On November 7th, 2025, President John Dramani Mahama announced a new bold initiative to build a new clean, smart, and green city.
Called the “Green City Project“, it will be a sprawling 20-year urban plan that would stretch from the Saglemi Housing enclave through the Bondase Military Range, connecting the Volta and Eastern regions.
It would have orderly streets, smart drainage, industrial parks, and modern housing — “a city without kiosks or containers,” the President said.
For many in Ghana, the announcement sounded familiar.
Sense of Deja Vu
Twelve years ago, another ambitious city was announced with similar fanfare. It was called Hope City. The proposed initiative was a glittering futuristic tech hub planned for Prampram, east of Accra.
The project was launched on 4th March 2013. It was a partnership between the government and state-owned technology company RLG Communication. Microsoft is also reported to be collaborating on the development.
The project was reported to cost an estimated $1o billion.
“What we are trying to do here is to develop the apps [applications] from scratch,” Roland Agambire, head of RLG Communications, said in an interview with the BBC.
“This will enable us to have the biggest assembling plant in the world to assemble various products – over one million within a day.”

Ultimately, the project never took off.
The fields near Prampram remain mostly empty today, a reminder of how quickly big dreams can evaporate in Ghana’s thin air of bureaucracy and political change.
So when President Mahama announced a new city project this month, the sense of déjà vu was palpable.
Promise of Something New
Described as a 20-year project, the Green City will stretch from the Dawa Industrial Zone, incorporating the Saglemi Housing Estate, through the Bundase Military Range, into the Volta and Eastern regions.
“This will be a new city that will attract investment, it will attract tourism, it will be a smart city,” President Mahama said at a sod cutting ceremony for a new 200MWp Solar for Industries (SFI) project.
“It will have a modern drainage system, it will have good sanitation, there will be no kiosks and containers in that city, and people will not be walking by the roadside,” he added.

According to the President, the feasibility study and design for the city are set to commence by the end of the year, with the Minister of Finance making budgetary provisions for the initial phases.
The President told reporters that Ghana’s capital, Accra, has become unmanageable, and the new initiative will help future generations.
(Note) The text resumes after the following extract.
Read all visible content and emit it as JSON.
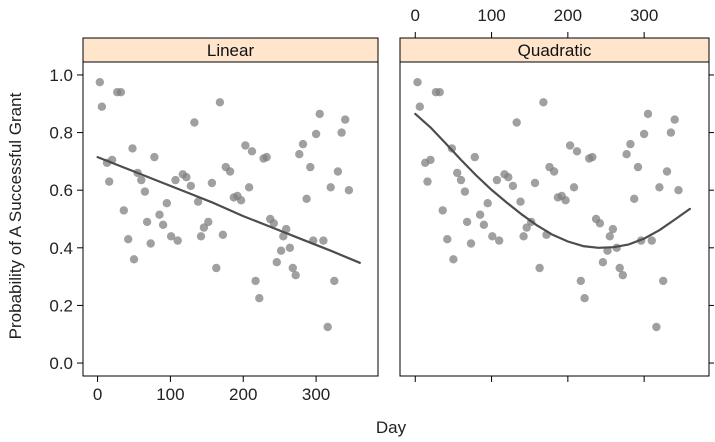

“We must plan for the future. The Green City will offer a more sustainable, livable environment for the next generation.”
Fool Me Twice?
Ghana’s capital, Accra, is facing numerous challenges.
The city’s population has nearly doubled in two decades, swelling past five million people.
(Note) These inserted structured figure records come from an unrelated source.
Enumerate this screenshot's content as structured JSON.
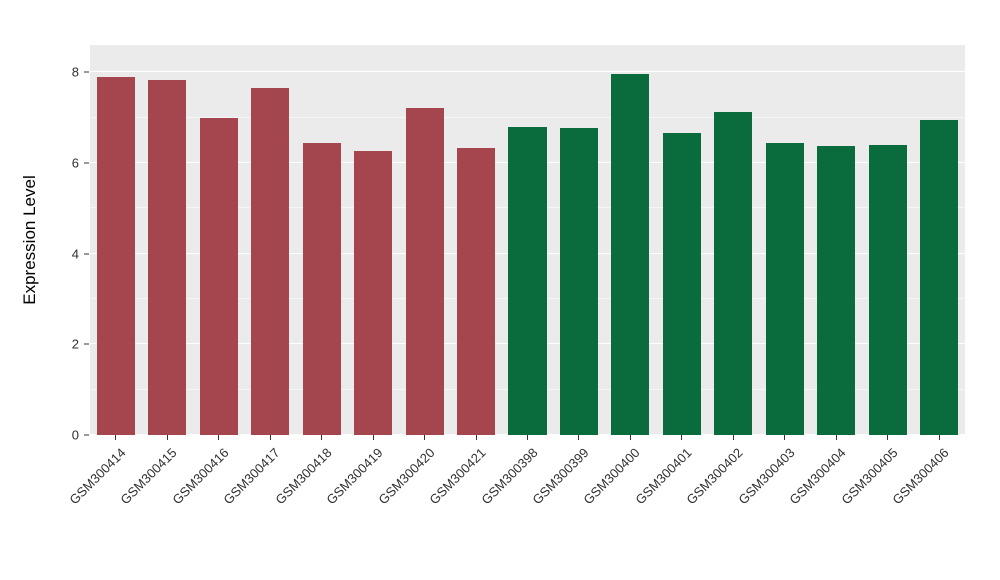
{
  "colors": {
    "page_bg": "#FFFFFF",
    "panel_bg": "#EBEBEB",
    "grid_major": "#FFFFFF",
    "tick_color": "#333333",
    "axis_text_color": "#303030",
    "group1_color": "#A5464F",
    "group2_color": "#0A6B3C"
  },
  "chart_data": {
    "type": "bar",
    "title": "",
    "xlabel": "",
    "ylabel": "Expression Level",
    "ylim": [
      0,
      8.6
    ],
    "yticks": [
      0,
      2,
      4,
      6,
      8
    ],
    "yticks_minor": [
      1,
      3,
      5,
      7
    ],
    "grid": "on",
    "legend": "none",
    "categories": [
      "GSM300414",
      "GSM300415",
      "GSM300416",
      "GSM300417",
      "GSM300418",
      "GSM300419",
      "GSM300420",
      "GSM300421",
      "GSM300398",
      "GSM300399",
      "GSM300400",
      "GSM300401",
      "GSM300402",
      "GSM300403",
      "GSM300404",
      "GSM300405",
      "GSM300406"
    ],
    "values": [
      7.9,
      7.82,
      7.0,
      7.65,
      6.43,
      6.27,
      7.22,
      6.33,
      6.8,
      6.77,
      7.95,
      6.67,
      7.13,
      6.45,
      6.38,
      6.39,
      6.95
    ],
    "groups": [
      "group1",
      "group1",
      "group1",
      "group1",
      "group1",
      "group1",
      "group1",
      "group1",
      "group2",
      "group2",
      "group2",
      "group2",
      "group2",
      "group2",
      "group2",
      "group2",
      "group2"
    ]
  }
}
Traffic jams have intensified, and new housing developments compete with neglected drainage systems that flood every rainy season.
For years, policymakers have floated grand solutions to relieve the capital’s mounting pressure. Yet few of those ideas have materialized beyond blueprints and ribbon cuttings.
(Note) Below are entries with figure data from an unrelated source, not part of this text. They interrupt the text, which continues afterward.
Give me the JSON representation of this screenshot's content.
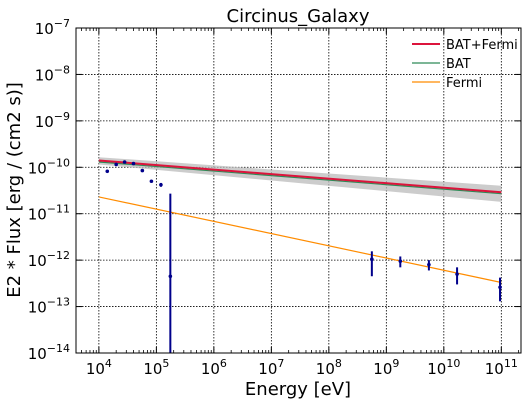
{
  "chart_data": {
    "type": "scatter",
    "title": "Circinus_Galaxy",
    "xlabel": "Energy [eV]",
    "ylabel": "E2 * Flux [erg / (cm2 s)]",
    "x_scale": "log",
    "y_scale": "log",
    "xlim": [
      4000,
      220000000000.0
    ],
    "ylim": [
      1e-14,
      1e-07
    ],
    "x_ticks": [
      {
        "value": 10000.0,
        "base": "10",
        "exp": "4"
      },
      {
        "value": 100000.0,
        "base": "10",
        "exp": "5"
      },
      {
        "value": 1000000.0,
        "base": "10",
        "exp": "6"
      },
      {
        "value": 10000000.0,
        "base": "10",
        "exp": "7"
      },
      {
        "value": 100000000.0,
        "base": "10",
        "exp": "8"
      },
      {
        "value": 1000000000.0,
        "base": "10",
        "exp": "9"
      },
      {
        "value": 10000000000.0,
        "base": "10",
        "exp": "10"
      },
      {
        "value": 100000000000.0,
        "base": "10",
        "exp": "11"
      }
    ],
    "y_ticks": [
      {
        "value": 1e-14,
        "base": "10",
        "exp": "−14"
      },
      {
        "value": 1e-13,
        "base": "10",
        "exp": "−13"
      },
      {
        "value": 1e-12,
        "base": "10",
        "exp": "−12"
      },
      {
        "value": 1e-11,
        "base": "10",
        "exp": "−11"
      },
      {
        "value": 1e-10,
        "base": "10",
        "exp": "−10"
      },
      {
        "value": 1e-09,
        "base": "10",
        "exp": "−9"
      },
      {
        "value": 1e-08,
        "base": "10",
        "exp": "−8"
      },
      {
        "value": 1e-07,
        "base": "10",
        "exp": "−7"
      }
    ],
    "grid": true,
    "legend_position": "top-right",
    "series": [
      {
        "name": "BAT+Fermi",
        "kind": "line",
        "color": "#dc143c",
        "x": [
          10000.0,
          100000000000.0
        ],
        "y": [
          1.4e-10,
          2.9e-11
        ]
      },
      {
        "name": "BAT",
        "kind": "line",
        "color": "#2e8b57",
        "x": [
          10000.0,
          100000000000.0
        ],
        "y": [
          1.3e-10,
          2.7e-11
        ]
      },
      {
        "name": "Fermi",
        "kind": "line",
        "color": "#ff8c00",
        "x": [
          10000.0,
          100000000000.0
        ],
        "y": [
          2.3e-11,
          3.3e-13
        ]
      }
    ],
    "uncertainty_band": {
      "color": "#bbbbbb",
      "x": [
        10000.0,
        100000000000.0
      ],
      "y_low": [
        1.15e-10,
        1.8e-11
      ],
      "y_high": [
        1.65e-10,
        4e-11
      ]
    },
    "data_points": {
      "color": "#00008b",
      "points": [
        {
          "x": 14000,
          "y": 8.2e-11,
          "ylo": 7.9e-11,
          "yhi": 8.5e-11
        },
        {
          "x": 20000,
          "y": 1.15e-10,
          "ylo": 1.1e-10,
          "yhi": 1.2e-10
        },
        {
          "x": 28000,
          "y": 1.3e-10,
          "ylo": 1.25e-10,
          "yhi": 1.35e-10
        },
        {
          "x": 40000,
          "y": 1.2e-10,
          "ylo": 1.15e-10,
          "yhi": 1.25e-10
        },
        {
          "x": 57000,
          "y": 8.5e-11,
          "ylo": 8e-11,
          "yhi": 9e-11
        },
        {
          "x": 82000,
          "y": 5e-11,
          "ylo": 4.7e-11,
          "yhi": 5.3e-11
        },
        {
          "x": 120000,
          "y": 4.2e-11,
          "ylo": 3.8e-11,
          "yhi": 4.6e-11
        },
        {
          "x": 175000,
          "y": 4.5e-13,
          "ylo": 1e-14,
          "yhi": 2.7e-11
        },
        {
          "x": 560000000.0,
          "y": 1.05e-12,
          "ylo": 4.5e-13,
          "yhi": 1.55e-12
        },
        {
          "x": 1750000000.0,
          "y": 9.5e-13,
          "ylo": 7e-13,
          "yhi": 1.2e-12
        },
        {
          "x": 5500000000.0,
          "y": 8e-13,
          "ylo": 6e-13,
          "yhi": 1e-12
        },
        {
          "x": 17000000000.0,
          "y": 5e-13,
          "ylo": 3e-13,
          "yhi": 7e-13
        },
        {
          "x": 95000000000.0,
          "y": 2.6e-13,
          "ylo": 1.3e-13,
          "yhi": 4.2e-13
        }
      ]
    }
  }
}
Other grandiose projects announced within the city have also faced challenges.
Marine Drive Accra, a flagship urban initiative aimed at transforming Ghana’s capital into a world-class tourism and economic hub, struggled with funding since it was announced in 2017 by the Akufo-Addo administration.
The project was estimated to be over $1 billion. The new Mahama administration has pledged to continue the project.
The question that hovers over the new Green City plan is one Ghanaians have learned to ask: Will it actually happen?
Government officials say the new initiative will take a phased approach — focusing first on feasibility, infrastructure, and partnerships before breaking ground.
There are also signs that Mahama’s team wants to court a wider pool of investors, including local developers and international partners from China and the Gulf.
Ghana’s record for large-scale projects is mixed, with projects like the Saglemi Housing Project — ironically located just a few kilometers from the proposed Green City site — remaining half-built and mired in court cases over mismanagement.

Hope City 2.0?
For now, the Green City exists only on paper. The feasibility studies will take months. Designs could take years. Construction, if it begins at all, may not start until 2028.
Large-scale projects like this also tend to stall or be abandoned after political change. If there is a change of government after 2028, there is no guarantee that the project will continue.
Whether this project takes over remains to be seen. Administrations over the years have made similar pledges, with Hope City being the biggest flop in the last 20 years.
It’s too early to say whether the Green City project will be a Hope City 2.0. But skepticism around its completion is not too far-fetched.